Foto: Marcos Figueiró

Na sessão da Câmara Municipal de Vereadores da última terça-feira (19), o vereador Maurizan Godói (PSD) no uso de sua fala livre no Plenário Daniel Lopes da Silva criticou o funcionamento da política no país. Para o parlamentar, o descontentamento é geral e tem atrapalhado os avanços da nação brasileira em diversos setores.

Em entrevista à Rádio Pioneira, Maurizan declarou que se não houverem os políticos da atual conjuntura democrática, o país pode acabar caindo em regime ditatorial.

“A política do nosso Brasil está muito amarelada, está no chão, caída, por algumas pessoas. O que aconteceu no nosso Brasil foi uma retaliação de alguns canalhas, alguns bandidos, que usaram a máquina pública, denegriram, fizeram um verdadeiro massacre. Agora, o que nós não podemos fazer é colocar os nossos agentes políticos no mesmo saco. As pessoas boas num saco só e sentar a madeira. O que temos que ver é que não podemos abaixar a cabeça. Tudo o que vamos fazer precisa da política, no Brasil precisamos sim da política ou então entra uma ditadura.
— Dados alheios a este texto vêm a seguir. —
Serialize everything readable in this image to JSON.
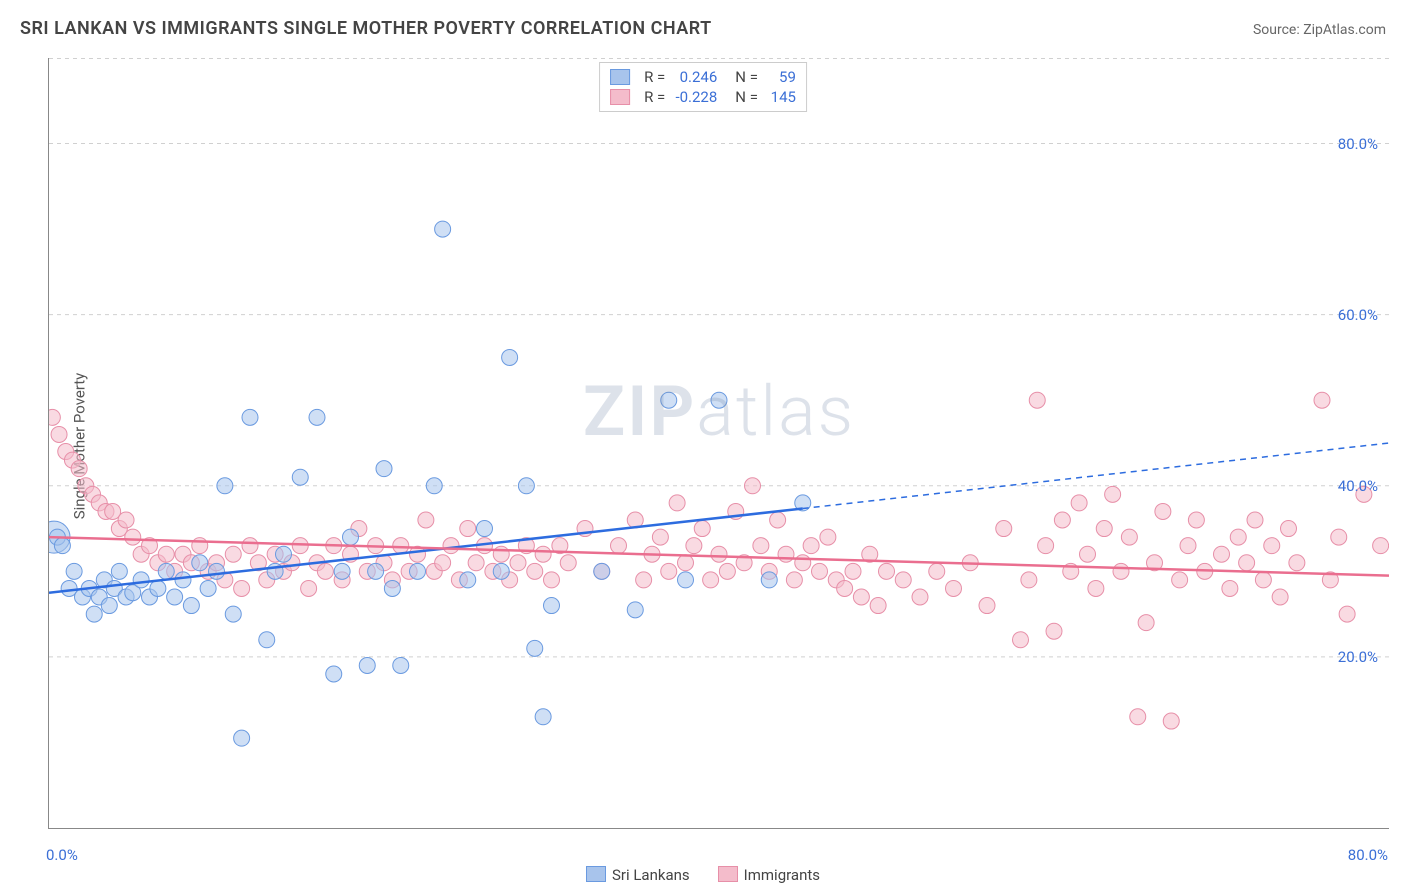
{
  "title": "SRI LANKAN VS IMMIGRANTS SINGLE MOTHER POVERTY CORRELATION CHART",
  "source_label": "Source: ",
  "source_name": "ZipAtlas.com",
  "y_axis_label": "Single Mother Poverty",
  "watermark_a": "ZIP",
  "watermark_b": "atlas",
  "chart": {
    "type": "scatter",
    "xlim": [
      0,
      80
    ],
    "ylim": [
      0,
      90
    ],
    "y_ticks": [
      20,
      40,
      60,
      80
    ],
    "y_tick_labels": [
      "20.0%",
      "40.0%",
      "60.0%",
      "80.0%"
    ],
    "x_ticks": [
      0,
      10,
      20,
      30,
      40,
      50,
      60,
      70,
      80
    ],
    "x_min_label": "0.0%",
    "x_max_label": "80.0%",
    "grid_color": "#d0d0d0",
    "axis_color": "#888888",
    "tick_label_color": "#3b6fd6",
    "series": [
      {
        "key": "sri_lankans",
        "label": "Sri Lankans",
        "fill": "#a8c4ec",
        "stroke": "#6a9ae0",
        "fill_opacity": 0.55,
        "marker_r": 8,
        "R": "0.246",
        "N": "59",
        "trend": {
          "y_at_x0": 27.5,
          "y_at_xmax": 45.0,
          "solid_until_x": 45,
          "color": "#2d6cdf",
          "width": 2.5
        },
        "points": [
          [
            0.5,
            34
          ],
          [
            0.8,
            33
          ],
          [
            1.2,
            28
          ],
          [
            1.5,
            30
          ],
          [
            2.0,
            27
          ],
          [
            2.4,
            28
          ],
          [
            2.7,
            25
          ],
          [
            3.0,
            27
          ],
          [
            3.3,
            29
          ],
          [
            3.6,
            26
          ],
          [
            3.9,
            28
          ],
          [
            4.2,
            30
          ],
          [
            4.6,
            27
          ],
          [
            5.0,
            27.5
          ],
          [
            5.5,
            29
          ],
          [
            6.0,
            27
          ],
          [
            6.5,
            28
          ],
          [
            7.0,
            30
          ],
          [
            7.5,
            27
          ],
          [
            8.0,
            29
          ],
          [
            8.5,
            26
          ],
          [
            9.0,
            31
          ],
          [
            9.5,
            28
          ],
          [
            10,
            30
          ],
          [
            10.5,
            40
          ],
          [
            11,
            25
          ],
          [
            11.5,
            10.5
          ],
          [
            12,
            48
          ],
          [
            13,
            22
          ],
          [
            13.5,
            30
          ],
          [
            14,
            32
          ],
          [
            15,
            41
          ],
          [
            16,
            48
          ],
          [
            17,
            18
          ],
          [
            17.5,
            30
          ],
          [
            18,
            34
          ],
          [
            19,
            19
          ],
          [
            19.5,
            30
          ],
          [
            20,
            42
          ],
          [
            20.5,
            28
          ],
          [
            21,
            19
          ],
          [
            22,
            30
          ],
          [
            23,
            40
          ],
          [
            23.5,
            70
          ],
          [
            25,
            29
          ],
          [
            26,
            35
          ],
          [
            27,
            30
          ],
          [
            27.5,
            55
          ],
          [
            28.5,
            40
          ],
          [
            29,
            21
          ],
          [
            29.5,
            13
          ],
          [
            30,
            26
          ],
          [
            33,
            30
          ],
          [
            35,
            25.5
          ],
          [
            37,
            50
          ],
          [
            38,
            29
          ],
          [
            40,
            50
          ],
          [
            43,
            29
          ],
          [
            45,
            38
          ]
        ],
        "big_points": [
          [
            0.3,
            34,
            16
          ]
        ]
      },
      {
        "key": "immigrants",
        "label": "Immigrants",
        "fill": "#f4bccb",
        "stroke": "#e78fa8",
        "fill_opacity": 0.55,
        "marker_r": 8,
        "R": "-0.228",
        "N": "145",
        "trend": {
          "y_at_x0": 34.0,
          "y_at_xmax": 29.5,
          "solid_until_x": 80,
          "color": "#ea6e8f",
          "width": 2.5
        },
        "points": [
          [
            0.2,
            48
          ],
          [
            0.6,
            46
          ],
          [
            1.0,
            44
          ],
          [
            1.4,
            43
          ],
          [
            1.8,
            42
          ],
          [
            2.2,
            40
          ],
          [
            2.6,
            39
          ],
          [
            3.0,
            38
          ],
          [
            3.4,
            37
          ],
          [
            3.8,
            37
          ],
          [
            4.2,
            35
          ],
          [
            4.6,
            36
          ],
          [
            5.0,
            34
          ],
          [
            5.5,
            32
          ],
          [
            6.0,
            33
          ],
          [
            6.5,
            31
          ],
          [
            7.0,
            32
          ],
          [
            7.5,
            30
          ],
          [
            8.0,
            32
          ],
          [
            8.5,
            31
          ],
          [
            9.0,
            33
          ],
          [
            9.5,
            30
          ],
          [
            10,
            31
          ],
          [
            10.5,
            29
          ],
          [
            11,
            32
          ],
          [
            11.5,
            28
          ],
          [
            12,
            33
          ],
          [
            12.5,
            31
          ],
          [
            13,
            29
          ],
          [
            13.5,
            32
          ],
          [
            14,
            30
          ],
          [
            14.5,
            31
          ],
          [
            15,
            33
          ],
          [
            15.5,
            28
          ],
          [
            16,
            31
          ],
          [
            16.5,
            30
          ],
          [
            17,
            33
          ],
          [
            17.5,
            29
          ],
          [
            18,
            32
          ],
          [
            18.5,
            35
          ],
          [
            19,
            30
          ],
          [
            19.5,
            33
          ],
          [
            20,
            31
          ],
          [
            20.5,
            29
          ],
          [
            21,
            33
          ],
          [
            21.5,
            30
          ],
          [
            22,
            32
          ],
          [
            22.5,
            36
          ],
          [
            23,
            30
          ],
          [
            23.5,
            31
          ],
          [
            24,
            33
          ],
          [
            24.5,
            29
          ],
          [
            25,
            35
          ],
          [
            25.5,
            31
          ],
          [
            26,
            33
          ],
          [
            26.5,
            30
          ],
          [
            27,
            32
          ],
          [
            27.5,
            29
          ],
          [
            28,
            31
          ],
          [
            28.5,
            33
          ],
          [
            29,
            30
          ],
          [
            29.5,
            32
          ],
          [
            30,
            29
          ],
          [
            30.5,
            33
          ],
          [
            31,
            31
          ],
          [
            32,
            35
          ],
          [
            33,
            30
          ],
          [
            34,
            33
          ],
          [
            35,
            36
          ],
          [
            35.5,
            29
          ],
          [
            36,
            32
          ],
          [
            36.5,
            34
          ],
          [
            37,
            30
          ],
          [
            37.5,
            38
          ],
          [
            38,
            31
          ],
          [
            38.5,
            33
          ],
          [
            39,
            35
          ],
          [
            39.5,
            29
          ],
          [
            40,
            32
          ],
          [
            40.5,
            30
          ],
          [
            41,
            37
          ],
          [
            41.5,
            31
          ],
          [
            42,
            40
          ],
          [
            42.5,
            33
          ],
          [
            43,
            30
          ],
          [
            43.5,
            36
          ],
          [
            44,
            32
          ],
          [
            44.5,
            29
          ],
          [
            45,
            31
          ],
          [
            45.5,
            33
          ],
          [
            46,
            30
          ],
          [
            46.5,
            34
          ],
          [
            47,
            29
          ],
          [
            47.5,
            28
          ],
          [
            48,
            30
          ],
          [
            48.5,
            27
          ],
          [
            49,
            32
          ],
          [
            49.5,
            26
          ],
          [
            50,
            30
          ],
          [
            51,
            29
          ],
          [
            52,
            27
          ],
          [
            53,
            30
          ],
          [
            54,
            28
          ],
          [
            55,
            31
          ],
          [
            56,
            26
          ],
          [
            57,
            35
          ],
          [
            58,
            22
          ],
          [
            58.5,
            29
          ],
          [
            59,
            50
          ],
          [
            59.5,
            33
          ],
          [
            60,
            23
          ],
          [
            60.5,
            36
          ],
          [
            61,
            30
          ],
          [
            61.5,
            38
          ],
          [
            62,
            32
          ],
          [
            62.5,
            28
          ],
          [
            63,
            35
          ],
          [
            63.5,
            39
          ],
          [
            64,
            30
          ],
          [
            64.5,
            34
          ],
          [
            65,
            13
          ],
          [
            65.5,
            24
          ],
          [
            66,
            31
          ],
          [
            66.5,
            37
          ],
          [
            67,
            12.5
          ],
          [
            67.5,
            29
          ],
          [
            68,
            33
          ],
          [
            68.5,
            36
          ],
          [
            69,
            30
          ],
          [
            70,
            32
          ],
          [
            70.5,
            28
          ],
          [
            71,
            34
          ],
          [
            71.5,
            31
          ],
          [
            72,
            36
          ],
          [
            72.5,
            29
          ],
          [
            73,
            33
          ],
          [
            73.5,
            27
          ],
          [
            74,
            35
          ],
          [
            74.5,
            31
          ],
          [
            76,
            50
          ],
          [
            76.5,
            29
          ],
          [
            77,
            34
          ],
          [
            77.5,
            25
          ],
          [
            78.5,
            39
          ],
          [
            79.5,
            33
          ]
        ],
        "big_points": []
      }
    ]
  },
  "legend": {
    "R_label": "R =",
    "N_label": "N ="
  }
}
Se não tiver nós, vai ter que entrar uma ditadura, alguma coisa. O que nós não podemos fazer é deixar nossa política esquecida”, afirmou.

O vereador manifestou preocupação com um discurso que ele revelou estar ouvindo recorrentemente em vários lugares pelos quais passa. Segundo Maurizan, a população tem virado as costas para a política e incentivado o abandono às urnas diante de tantos casos de corrupção no meio. Em sua opinião, tal prática não é certa.

“Não sou candidato em 2020, mas nem por causa disso vou retaliar. Vou votar, vou para as urnas, vou torcer e sou político. Não vou largar mão de ser político, porque vivo no meio da política. Tenho andado não só aqui em Tangará da Serra, como no nortão. Em qualquer lugar que eu ando é a mesma conversa de não votar mais, de mandar no WhatsApp para as pessoas não votarem em ninguém mais. Eu acho isso errado”, disse.

Por fim, o parlamentar pediu conscientização por parte da população para que não desperdice a oportunidade e o direito de ir às urnas para escolherem os seus representantes.

“É uma vontade popular? É. Tudo bem, eu respeito. Mas vamos mudar nossa cabeça, não vamos deixar de ir nas urnas, vamos estar lá juntos. Vamos lá, vamos representar nosso candidato, vamos escolher com carinho. Vamos qualificar os nossos candidatos, não vamos na escura”, concluiu.